David Cox, chief executive, ARLA Propertymark, said: “The lettings sector is worth about £4 billion and employs around 58,000 people all over the country. The government’s Autumn Statement announcement that it plans to ban letting agent fees was the third big blow in as many years for agents, and exacerbate the threat to the private rented sector; an increasingly important tenure on which millions of people rely.
“For many tenants, buying a property simply isn’t an option, and they must depend on the private rented sector to provide security, good standards and fundamentally, a home. Our findings show that landlords are likely to raise rents as a result of the ban on fees. Those tenants who move least frequently, which tend to be lower income families, will be worst hit by rent rises. This is ironic and shows that there will be unintended consequences to what, in effect, is a crowd-pleasing, populist policy.”

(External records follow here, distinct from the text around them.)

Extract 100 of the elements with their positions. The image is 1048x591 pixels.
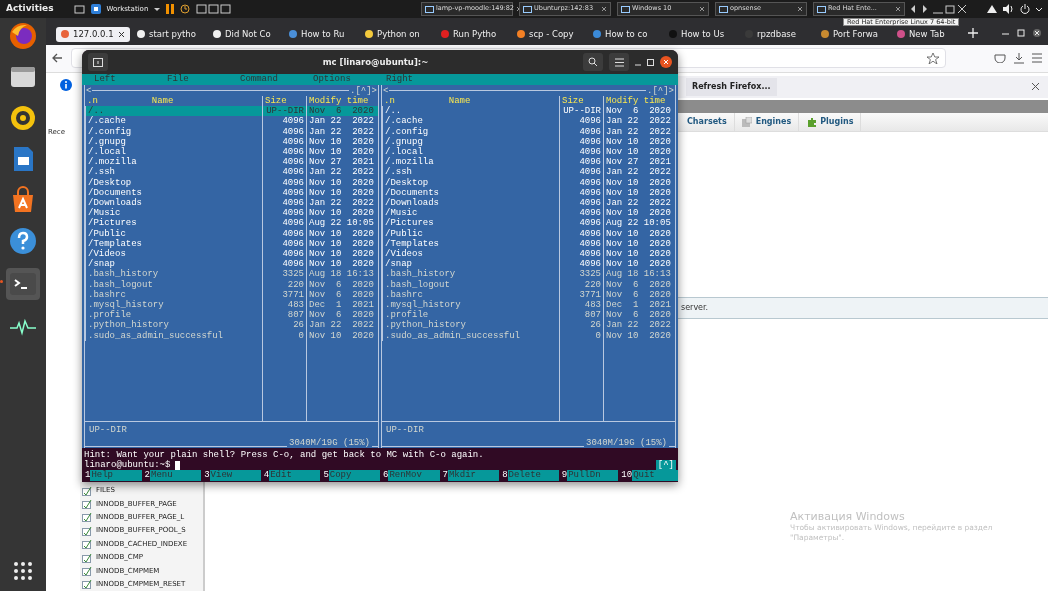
close-icon[interactable] — [117, 30, 125, 38]
menu-item[interactable]: Right — [386, 74, 459, 85]
browser-tab[interactable]: Python on — [360, 26, 434, 42]
panel-corner[interactable]: .[^]> — [646, 85, 675, 96]
browser-tab[interactable]: New Tab — [892, 26, 966, 42]
network-icon[interactable] — [987, 4, 997, 14]
file-name[interactable]: .sudo_as_admin_successful — [382, 330, 559, 341]
file-name[interactable]: /snap — [382, 259, 559, 270]
file-name[interactable]: /.mozilla — [382, 157, 559, 168]
file-name[interactable]: /Videos — [85, 249, 262, 260]
file-name[interactable]: /.. — [85, 106, 262, 117]
browser-tab[interactable]: How to Us — [664, 26, 738, 42]
pocket-icon[interactable] — [994, 53, 1006, 64]
window-controls-icon[interactable] — [933, 4, 967, 14]
file-name[interactable]: /Downloads — [382, 198, 559, 209]
file-name[interactable]: /.local — [382, 147, 559, 158]
file-name[interactable]: /.config — [382, 126, 559, 137]
download-icon[interactable] — [1014, 52, 1024, 64]
pause-icon[interactable] — [166, 4, 175, 14]
section-tab[interactable]: Plugins — [799, 112, 862, 131]
terminal-icon[interactable] — [9, 270, 37, 298]
browser-tab[interactable]: How to Ru — [284, 26, 358, 42]
caret-icon[interactable] — [154, 6, 161, 12]
menu-item[interactable]: Command — [240, 74, 313, 85]
function-key[interactable]: Quit — [632, 470, 678, 481]
file-name[interactable]: /.cache — [382, 116, 559, 127]
file-name[interactable]: /Desktop — [382, 177, 559, 188]
volume-icon[interactable] — [1003, 4, 1014, 14]
function-key[interactable]: Help — [90, 470, 142, 481]
function-key[interactable]: Edit — [269, 470, 321, 481]
menu-item[interactable]: Options — [313, 74, 386, 85]
clock-icon[interactable] — [180, 4, 191, 14]
panel-corner[interactable]: < — [85, 85, 93, 96]
search-button[interactable] — [583, 53, 603, 71]
new-tab-button[interactable] — [88, 53, 108, 71]
file-name[interactable]: .profile — [382, 310, 559, 321]
function-key[interactable]: Mkdir — [447, 470, 500, 481]
back-arrow-icon[interactable] — [52, 53, 63, 64]
browser-tab[interactable]: Run Pytho — [436, 26, 510, 42]
file-name[interactable]: /Videos — [382, 249, 559, 260]
browser-tab[interactable]: Port Forwa — [816, 26, 890, 42]
file-name[interactable]: /Music — [85, 208, 262, 219]
disc-icon[interactable] — [9, 104, 37, 132]
function-key[interactable]: Menu — [150, 470, 202, 481]
file-name[interactable]: /Public — [382, 228, 559, 239]
file-name[interactable]: /.gnupg — [382, 136, 559, 147]
browser-tab[interactable]: scp - Copy — [512, 26, 586, 42]
app-icon[interactable] — [90, 4, 101, 14]
function-key[interactable]: PullDn — [567, 470, 619, 481]
file-name[interactable]: .bash_history — [382, 269, 559, 280]
file-name[interactable]: /Pictures — [85, 218, 262, 229]
section-tab[interactable]: Engines — [734, 112, 800, 131]
panel-corner[interactable]: .[^]> — [349, 85, 378, 96]
window-icon[interactable] — [73, 4, 85, 14]
help-icon[interactable] — [9, 227, 37, 255]
file-name[interactable]: /Templates — [382, 238, 559, 250]
file-name[interactable]: /Documents — [85, 187, 262, 199]
function-key[interactable]: View — [209, 470, 261, 481]
file-name[interactable]: .python_history — [85, 320, 262, 331]
file-name[interactable]: .mysql_history — [85, 300, 262, 311]
close-icon[interactable] — [660, 56, 672, 68]
refresh-button[interactable]: Refresh Firefox... — [686, 77, 777, 96]
menu-button[interactable] — [609, 53, 629, 71]
file-name[interactable]: /.gnupg — [85, 136, 262, 147]
arrows-icon[interactable] — [911, 5, 927, 13]
file-name[interactable]: /.. — [382, 106, 559, 117]
browser-tab[interactable]: rpzdbase — [740, 26, 814, 42]
window-controls-icon[interactable] — [1002, 28, 1042, 38]
file-name[interactable]: /.ssh — [382, 167, 559, 178]
menu-item[interactable]: Left — [94, 74, 167, 85]
file-name[interactable]: .bash_logout — [85, 279, 262, 290]
file-name[interactable]: /Downloads — [85, 198, 262, 209]
plus-icon[interactable] — [968, 27, 978, 38]
file-name[interactable]: .python_history — [382, 320, 559, 331]
file-name[interactable]: .sudo_as_admin_successful — [85, 330, 262, 341]
browser-icon[interactable] — [9, 22, 37, 50]
caret-icon[interactable] — [1036, 6, 1042, 12]
file-name[interactable]: .profile — [85, 310, 262, 321]
activities-button[interactable]: Activities — [6, 2, 54, 16]
file-name[interactable]: /Desktop — [85, 177, 262, 188]
browser-tab[interactable]: start pytho — [132, 26, 206, 42]
maximize-icon[interactable] — [647, 58, 654, 66]
file-name[interactable]: .bash_logout — [382, 279, 559, 290]
file-name[interactable]: /Documents — [382, 187, 559, 199]
file-name[interactable]: /snap — [85, 259, 262, 270]
browser-tab[interactable]: 127.0.0.1 — [56, 26, 130, 42]
file-name[interactable]: /Templates — [85, 238, 262, 250]
power-icon[interactable] — [1020, 4, 1030, 14]
scroll-marker[interactable]: [^] — [655, 460, 676, 470]
file-name[interactable]: .mysql_history — [382, 300, 559, 311]
file-name[interactable]: .bashrc — [382, 289, 559, 301]
panel-corner[interactable]: < — [382, 85, 390, 96]
close-icon[interactable] — [1031, 82, 1040, 92]
function-key[interactable]: RenMov — [388, 470, 440, 481]
star-icon[interactable] — [927, 52, 939, 64]
menu-item[interactable]: File — [167, 74, 240, 85]
file-name[interactable]: /Public — [85, 228, 262, 239]
file-name[interactable]: /.ssh — [85, 167, 262, 178]
file-name[interactable]: /.cache — [85, 116, 262, 127]
file-name[interactable]: /.config — [85, 126, 262, 137]
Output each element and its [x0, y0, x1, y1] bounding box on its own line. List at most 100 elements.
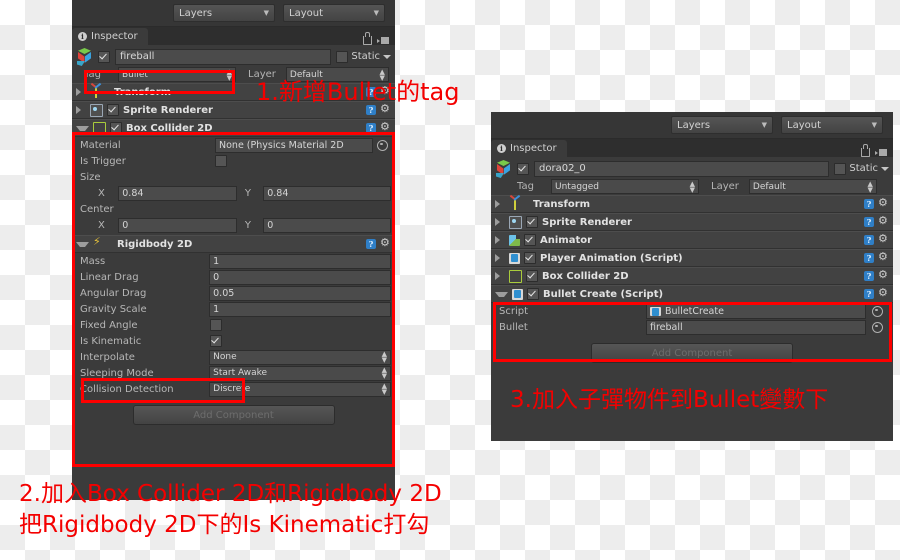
component-enabled-checkbox[interactable] [110, 122, 122, 134]
linear-drag-input[interactable]: 0 [209, 269, 391, 285]
gear-icon[interactable] [878, 269, 889, 282]
help-icon[interactable]: ? [864, 199, 874, 209]
foldout-arrow-icon[interactable] [495, 254, 505, 262]
center-x-input[interactable]: 0 [118, 217, 237, 233]
foldout-arrow-icon[interactable] [495, 272, 505, 280]
foldout-arrow-icon[interactable] [76, 241, 89, 247]
static-toggle-group[interactable]: Static [834, 162, 889, 175]
is-kinematic-checkbox[interactable] [210, 335, 222, 347]
lock-icon[interactable] [363, 32, 372, 45]
object-picker-icon[interactable] [872, 321, 883, 333]
material-field[interactable]: None (Physics Material 2D [215, 137, 373, 153]
help-icon[interactable]: ? [366, 123, 376, 133]
transform-icon [509, 194, 521, 210]
gear-icon[interactable] [878, 251, 889, 264]
component-enabled-checkbox[interactable] [107, 104, 119, 116]
component-header-bullet-create-script[interactable]: Bullet Create (Script) ? [491, 285, 893, 303]
add-component-button[interactable]: Add Component [591, 343, 793, 363]
tag-value: Bullet [122, 69, 148, 80]
gear-icon[interactable] [878, 287, 889, 300]
component-header-sprite-renderer[interactable]: Sprite Renderer ? [491, 213, 893, 231]
foldout-arrow-icon[interactable] [495, 218, 505, 226]
add-component-button[interactable]: Add Component [132, 405, 335, 425]
interpolate-dropdown[interactable]: None ▲ ▼ [209, 349, 391, 365]
foldout-arrow-icon[interactable] [76, 106, 86, 114]
size-x-input[interactable]: 0.84 [118, 185, 237, 201]
center-y-input[interactable]: 0 [263, 217, 391, 233]
gear-icon[interactable] [878, 215, 889, 228]
object-enabled-checkbox[interactable] [517, 162, 529, 175]
static-checkbox[interactable] [834, 162, 847, 175]
chevron-down-icon[interactable] [881, 166, 889, 171]
gear-icon[interactable] [878, 197, 889, 210]
static-label: Static [351, 51, 380, 62]
component-header-animator[interactable]: Animator ? [491, 231, 893, 249]
component-enabled-checkbox[interactable] [526, 270, 538, 282]
tag-dropdown[interactable]: Untagged ▲ ▼ [551, 179, 699, 194]
sleeping-mode-dropdown[interactable]: Start Awake ▲ ▼ [209, 365, 391, 381]
help-icon[interactable]: ? [366, 239, 376, 249]
gear-icon[interactable] [878, 233, 889, 246]
angular-drag-input[interactable]: 0.05 [209, 285, 391, 301]
interpolate-label: Interpolate [80, 351, 135, 363]
layout-dropdown[interactable]: Layout ▼ [283, 4, 385, 22]
component-title: Transform [114, 86, 172, 98]
tab-inspector[interactable]: i Inspector [491, 140, 567, 157]
foldout-arrow-icon[interactable] [495, 236, 505, 244]
foldout-arrow-icon[interactable] [76, 88, 86, 96]
foldout-arrow-icon[interactable] [495, 291, 508, 297]
layout-label: Layout [289, 7, 323, 19]
foldout-arrow-icon[interactable] [76, 125, 89, 131]
object-enabled-checkbox[interactable] [98, 50, 110, 63]
component-title: Box Collider 2D [542, 270, 629, 282]
component-header-box-collider-2d[interactable]: Box Collider 2D ? [491, 267, 893, 285]
component-enabled-checkbox[interactable] [526, 216, 538, 228]
collision-detection-dropdown[interactable]: Discrete ▲ ▼ [209, 381, 391, 397]
object-picker-icon[interactable] [377, 139, 388, 151]
tag-dropdown[interactable]: Bullet ▲ ▼ [118, 67, 236, 82]
bullet-field[interactable]: fireball [646, 319, 866, 335]
help-icon[interactable]: ? [864, 235, 874, 245]
updown-arrows-icon: ▲ ▼ [689, 179, 695, 194]
gear-icon[interactable] [380, 121, 391, 134]
help-icon[interactable]: ? [864, 289, 874, 299]
layers-dropdown[interactable]: Layers ▼ [173, 4, 275, 22]
size-x-label: X [98, 187, 105, 199]
chevron-down-icon[interactable] [383, 54, 391, 59]
component-actions: ? [366, 121, 391, 134]
component-enabled-checkbox[interactable] [524, 234, 536, 246]
tab-inspector[interactable]: i Inspector [72, 28, 148, 45]
hamburger-menu-icon[interactable] [875, 149, 887, 156]
material-label: Material [80, 139, 121, 151]
mass-input[interactable]: 1 [209, 253, 391, 269]
component-header-player-animation-script[interactable]: Player Animation (Script) ? [491, 249, 893, 267]
static-toggle-group[interactable]: Static [336, 50, 391, 63]
help-icon[interactable]: ? [864, 253, 874, 263]
static-checkbox[interactable] [336, 50, 349, 63]
component-header-transform[interactable]: Transform ? [491, 194, 893, 213]
fixed-angle-label: Fixed Angle [80, 319, 138, 331]
script-field[interactable]: BulletCreate [646, 303, 866, 319]
component-header-box-collider-2d[interactable]: Box Collider 2D ? [72, 119, 395, 137]
object-name-input[interactable]: fireball [115, 48, 332, 65]
lock-icon[interactable] [861, 144, 870, 157]
object-name-input[interactable]: dora02_0 [534, 160, 830, 177]
help-icon[interactable]: ? [864, 271, 874, 281]
row-sleeping-mode: Sleeping Mode Start Awake ▲ ▼ [72, 365, 395, 381]
fixed-angle-checkbox[interactable] [210, 319, 222, 331]
layers-dropdown[interactable]: Layers ▼ [671, 116, 773, 134]
gear-icon[interactable] [380, 237, 391, 250]
hamburger-menu-icon[interactable] [377, 37, 389, 44]
component-header-rigidbody-2d[interactable]: Rigidbody 2D ? [72, 235, 395, 253]
layer-dropdown[interactable]: Default ▲ ▼ [748, 179, 877, 194]
size-y-input[interactable]: 0.84 [263, 185, 391, 201]
foldout-arrow-icon[interactable] [495, 200, 505, 208]
right-tag-layer-row: Tag Untagged ▲ ▼ Layer Default ▲ ▼ [491, 178, 893, 195]
gravity-scale-input[interactable]: 1 [209, 301, 391, 317]
component-enabled-checkbox[interactable] [524, 252, 536, 264]
layout-dropdown[interactable]: Layout ▼ [781, 116, 883, 134]
object-picker-icon[interactable] [872, 305, 883, 317]
help-icon[interactable]: ? [864, 217, 874, 227]
component-enabled-checkbox[interactable] [527, 288, 539, 300]
is-trigger-checkbox[interactable] [215, 155, 227, 167]
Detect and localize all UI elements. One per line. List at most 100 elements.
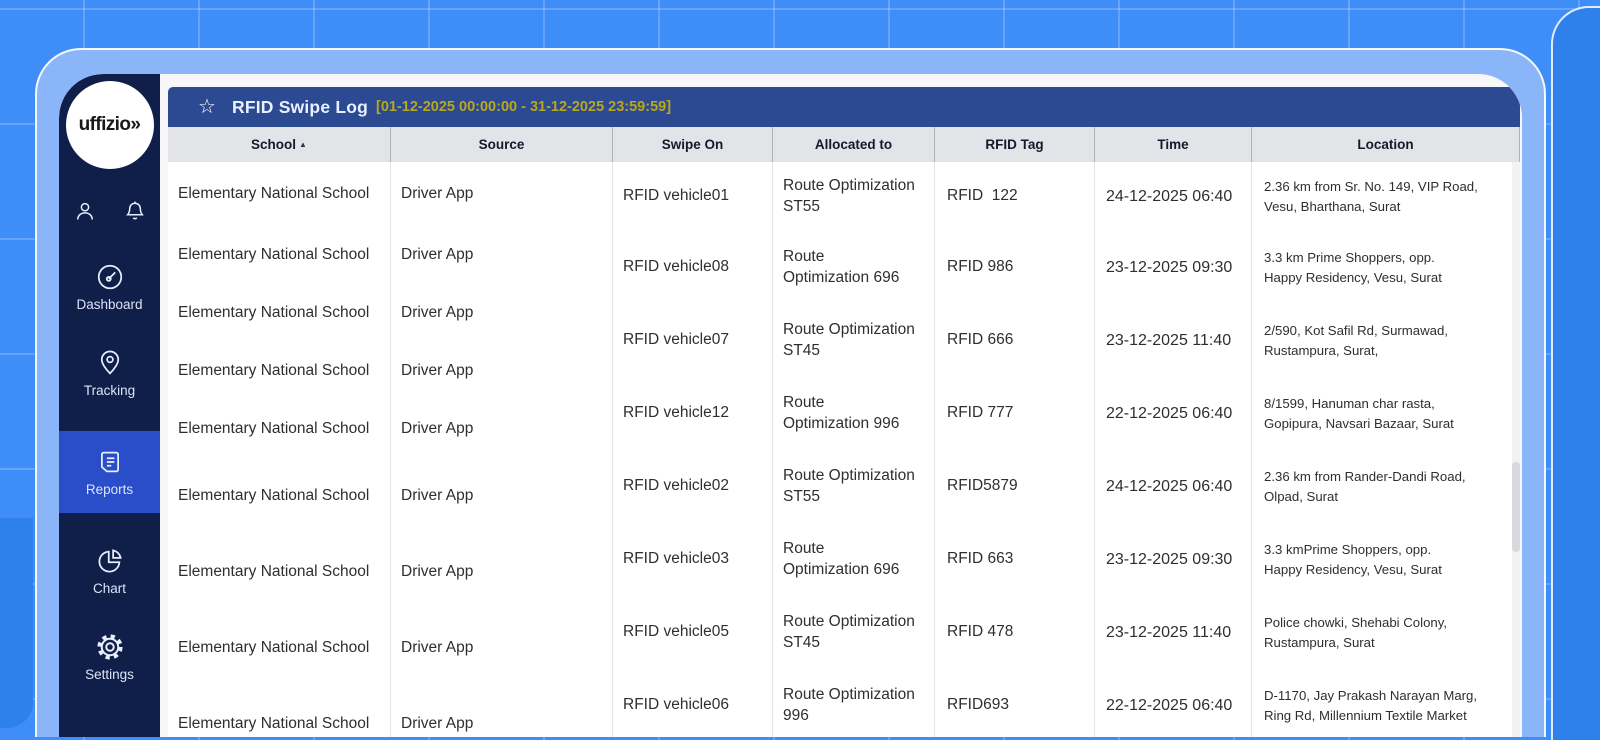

Impact of letting agent fees ban on tenants
Net impact on savings for tenants over a 10-year time period, by how often they move | |||||
Frequency of moves, every …. | |||||
Six months | One year | Two years | Five years | 10 years | |
Saving (as not paying fees) | £5,493 | £2,747 | £1,373 | £549 | £275 |
Rise in rent (if increase £103 per year) | £1,030 | £1,030 | £1,030 | £1,030 | £1,030 |
Net impact on savings | £4,463 | £1,717 | £343 | -£481 | -£755 |
Your table is flawed. There is a fee which you have omitted in your savings calculations. That of the renewal fee. Many tenancies are 6-12 months. Meaning that someone staying 10 years could potentially pay as much as £1000 in renewal fees, assuming a £50 renewal fee (a low assumption) and 6 month AST. Even assuming 12 months, that is still a £500 saving, making the net impact that much less disparaging for someone living in the same property for that long.
What is the point of this ban, exactly? I can’t exactly see who it’s supposed to benefit. Cui bono.